Hi,
I have a list of thousands of dictionaries similar to the one below. Is there an good way to go through the list and remove duplicated key value of name and date_of_birth with condition that status is correct.
In term of excel and python, the list is table, dictionaries is rows and keys are in the column names.
It is very easy to remove duplicate values in excel. https://support.microsoft.com/en-us/office/find-and-remove-duplicates-00e35bea-b46a-4d5d-b28e-66a552dc138d
But I am struggle with Python due to my limited knowledge about it. There surely a way, I just don’t know how to do it.

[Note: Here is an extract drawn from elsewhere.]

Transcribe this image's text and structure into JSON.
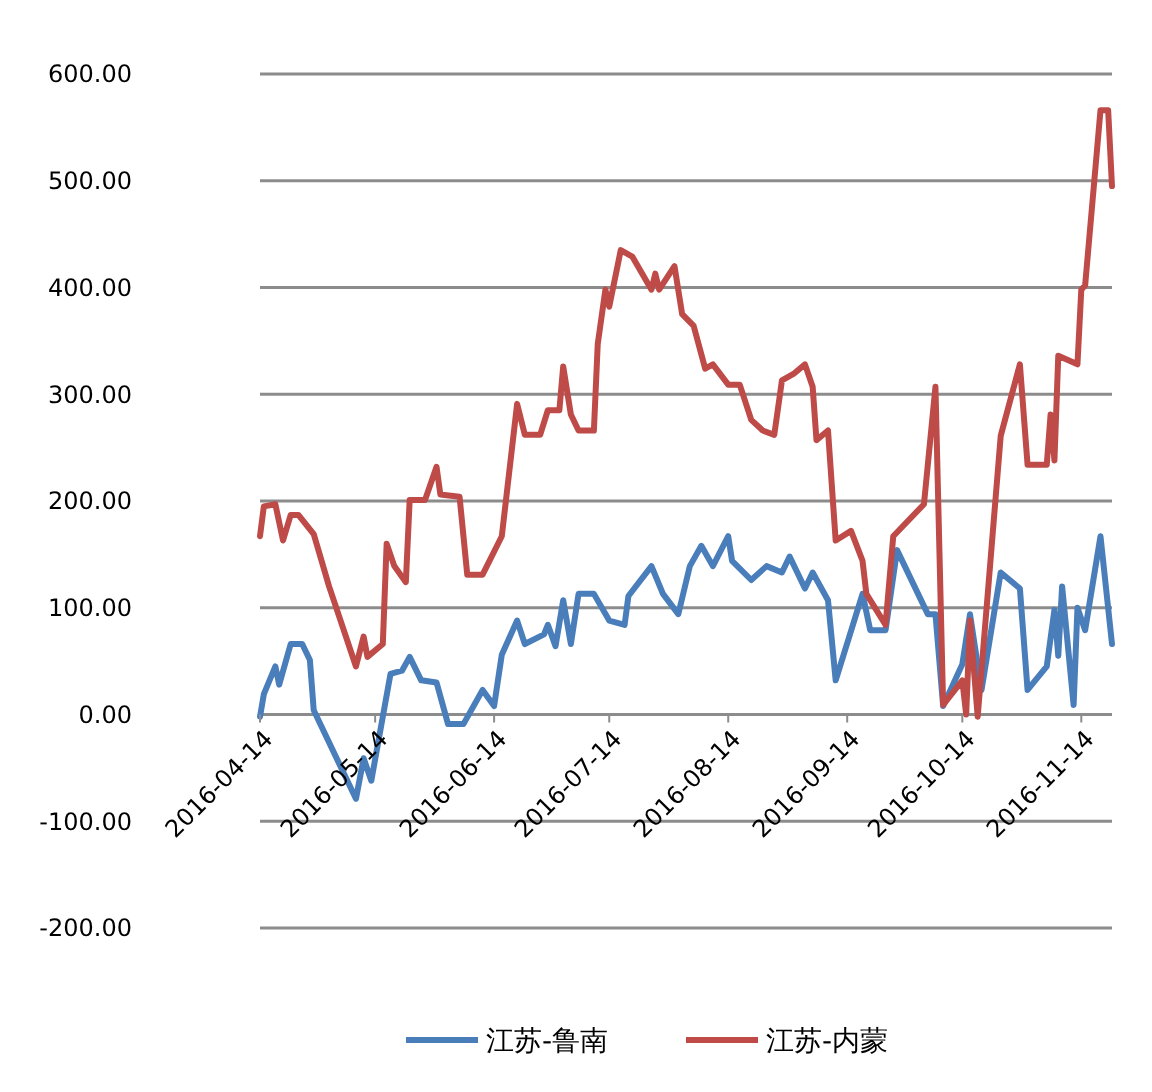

Any help is greatly appreciated.
[
{
"name": "Tony",
"date_of_birth": "1/1/1991",
"status": "correct"
"score": "10",
"checked_by": "Su"
},
{
"name": "Tony",
"date_of_birth": "1/1/1991",
"status": "incorrect",
"score": "1",
"checked_by": "Jenny"
}
So when a duplicate pair is found, and its row is marked “correct”, it is to be removed?
Re the list above: is that the “before” or the “after”?
Would it be easier – or clearer – to specify constraints on the resulting table ?
One way could be to convert the list to a dictionary. This should create a dictionary leaving out all the items with identical keys:
no_duplicates = {dic['name']: dic for dic in full_list}
Then you can iterate no_duplicates.values()
.
stucork
September 11, 2020, 1:59pm
4
i’m assuming here that the unique keys are name/dob
since presumably name
is not sufficient…
If this is serverside then pandas is a nice option…
import pandas as pd
orig_list = [dict1, dict2, ...]
df = pd.DataFrame(orig_list)
df = df.drop_duplicates(['name', 'date_of_birth'])
new_list = df.to_dict(orient='records')
Thanks @p.colbert , @stefano.menci and @stucork . I will try all of them and let you know the result.